Hastaneye gerçekleştirilen saldırıyı buruk ve acılı sözlerle anlatan Leyla Murad, “Bizde diyorduk ki artık biz fermanlara maruz kalmayacağız. Fakat fermandan kurtulan güzel insanlarımız da bu saldırıda  katledildi. Hastanelere saldıracaklarına hiç inanmadık çünkü böyle bir vahşet dünyanın hiçbir yerinde olmuyor. Ama bu vahşet tüm dünyanın gözü önünde Şengal'de yapıldı. Nasıl ki saldırı seslerini duyduk evimizden çıktık ve baktık ki hastaneye saldırı olmuş. Eşim ve oğlum havar seslerini duyunca insanların yardımına koştu. Halk da yaralıların yardımına koştu. Buna rağmen hastane toplamda dört kez vuruldu. Düşman halkın toplandığını görünce saldırmayı bıraktı" şeklinde konuştu.
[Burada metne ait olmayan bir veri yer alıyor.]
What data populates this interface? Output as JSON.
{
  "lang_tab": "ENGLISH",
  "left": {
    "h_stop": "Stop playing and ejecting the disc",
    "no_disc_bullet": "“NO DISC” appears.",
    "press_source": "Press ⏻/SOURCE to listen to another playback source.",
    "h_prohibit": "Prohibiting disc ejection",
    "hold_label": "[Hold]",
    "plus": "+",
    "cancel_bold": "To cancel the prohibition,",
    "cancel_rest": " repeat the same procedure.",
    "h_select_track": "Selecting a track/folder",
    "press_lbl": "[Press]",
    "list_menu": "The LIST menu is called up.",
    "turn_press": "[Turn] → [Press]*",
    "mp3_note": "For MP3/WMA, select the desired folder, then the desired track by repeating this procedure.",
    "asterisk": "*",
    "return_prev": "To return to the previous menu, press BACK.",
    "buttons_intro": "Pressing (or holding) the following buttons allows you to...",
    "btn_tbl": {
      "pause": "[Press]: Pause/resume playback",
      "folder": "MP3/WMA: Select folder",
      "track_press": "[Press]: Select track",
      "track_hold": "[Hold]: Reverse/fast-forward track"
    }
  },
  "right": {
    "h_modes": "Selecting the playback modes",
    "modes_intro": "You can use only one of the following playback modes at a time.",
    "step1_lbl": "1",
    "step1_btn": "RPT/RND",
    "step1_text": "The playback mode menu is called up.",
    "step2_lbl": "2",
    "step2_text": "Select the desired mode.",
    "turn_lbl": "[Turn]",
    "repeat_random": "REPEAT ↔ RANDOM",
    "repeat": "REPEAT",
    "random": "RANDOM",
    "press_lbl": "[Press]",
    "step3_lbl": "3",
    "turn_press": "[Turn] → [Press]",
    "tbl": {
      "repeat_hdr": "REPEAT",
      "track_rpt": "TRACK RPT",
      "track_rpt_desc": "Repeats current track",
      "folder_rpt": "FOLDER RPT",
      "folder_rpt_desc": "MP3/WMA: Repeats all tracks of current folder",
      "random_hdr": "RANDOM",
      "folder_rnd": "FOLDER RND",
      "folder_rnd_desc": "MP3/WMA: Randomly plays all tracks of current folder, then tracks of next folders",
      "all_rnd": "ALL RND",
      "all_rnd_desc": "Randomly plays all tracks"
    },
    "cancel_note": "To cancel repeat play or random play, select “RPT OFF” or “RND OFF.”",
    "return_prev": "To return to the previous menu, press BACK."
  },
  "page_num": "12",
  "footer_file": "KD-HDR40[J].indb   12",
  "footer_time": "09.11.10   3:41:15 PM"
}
“Êzidîleri yok etmek istiyorlar”

Êzidî halkının yok edilmeye çalışıldığını dile getiren Leyla Murad, “Êzidîleri yok etmek istiyorlar. Herkes biliyor ki gerillalar bizi kurtardı. Ve yerimize yurdumuza döndük. Türk devletinin hedef aldığı bütün öncüler bizim çocuklarımız. Onlar Şengal’i boşaltmak istiyor ve buraları egemenliği altına almak istiyor. Kendimizi yönetmemizi istemiyorlar” dedi.

“Şengal başımızın tacı ”

Şengal’e olan sevgisini anlatan Leyla Murad, “Dünya yıkılsa bile Şengal’i terk etmeyeceğiz. Bizden tek kişi kaldığı sürece, gözlerimiz açık olduğu sürece Şengal’i bırakmayacağız. Şengal başımızın tacı ve bizim için çok önemli” diye belirtti.